They're probably using highly restrictive zoning/permitting to keep it out. Local businesses that are charging tourist prices don't want big box stores (who can't get away with a very big local markup) to compete with and local consumer facing businesses hold basically all the influence in that kind of economy.
There is only 185k people living on the "big island". I'm not sure why people would expect something other than a rural America level of services, when it is really just a small city of people effectively in the middle of no where.
Note that smaller cities in rural America service a much larger population than just the city itself. The island does not have a surrounding population that can drive an hour in once a week to make use of a big box stores.
Google maps says there is a Walmart, Kmart, Sears and a number of other well known American brands. It's not like they are being blocked from entering the market.
I wasn't talking about rural cities. I think those are generally pretty good and pretty well run. I was talking about how it works in the tourist dumps. Protecting your "authentic" <place> branded Chinese trinket importers from the big boxes is SOP in a tourist economy.
I think you misunderstood me. Your comment was in response to:
> I was actually very surprised how sparse the retail was.
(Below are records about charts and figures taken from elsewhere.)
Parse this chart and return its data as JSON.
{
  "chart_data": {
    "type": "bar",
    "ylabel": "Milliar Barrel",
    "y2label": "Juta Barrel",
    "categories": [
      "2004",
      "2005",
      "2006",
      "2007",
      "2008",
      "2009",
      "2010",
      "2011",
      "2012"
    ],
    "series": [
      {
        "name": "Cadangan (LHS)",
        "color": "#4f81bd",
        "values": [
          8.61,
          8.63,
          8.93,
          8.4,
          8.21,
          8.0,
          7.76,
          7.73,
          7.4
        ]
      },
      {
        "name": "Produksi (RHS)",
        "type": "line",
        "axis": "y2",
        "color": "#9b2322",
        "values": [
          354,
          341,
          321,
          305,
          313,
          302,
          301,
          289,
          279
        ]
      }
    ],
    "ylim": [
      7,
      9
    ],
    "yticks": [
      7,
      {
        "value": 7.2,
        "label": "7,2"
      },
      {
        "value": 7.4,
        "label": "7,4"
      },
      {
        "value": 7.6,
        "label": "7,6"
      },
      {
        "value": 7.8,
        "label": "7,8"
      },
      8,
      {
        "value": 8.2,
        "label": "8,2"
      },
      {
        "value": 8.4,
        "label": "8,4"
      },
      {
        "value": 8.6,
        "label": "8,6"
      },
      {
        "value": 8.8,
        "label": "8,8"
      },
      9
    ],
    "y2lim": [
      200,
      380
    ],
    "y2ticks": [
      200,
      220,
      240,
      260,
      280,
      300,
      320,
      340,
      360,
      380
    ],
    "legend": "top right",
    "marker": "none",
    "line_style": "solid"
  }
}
Felt very much like rural America.
You then went on to argue that retail is not more developed because existing retailers are conspiring to keep the bigger retailers out.
I am arguing that there need not be a conspiracy. The real reason is more likely that it is not economical for a lot of big box retailers to serve such a small population.
I was also responding to the great grandparent's comment. They should not be surprised at a rural America level of retail on the big island of Hawaii, as it is pretty much rural America, what with low population density and isolated location.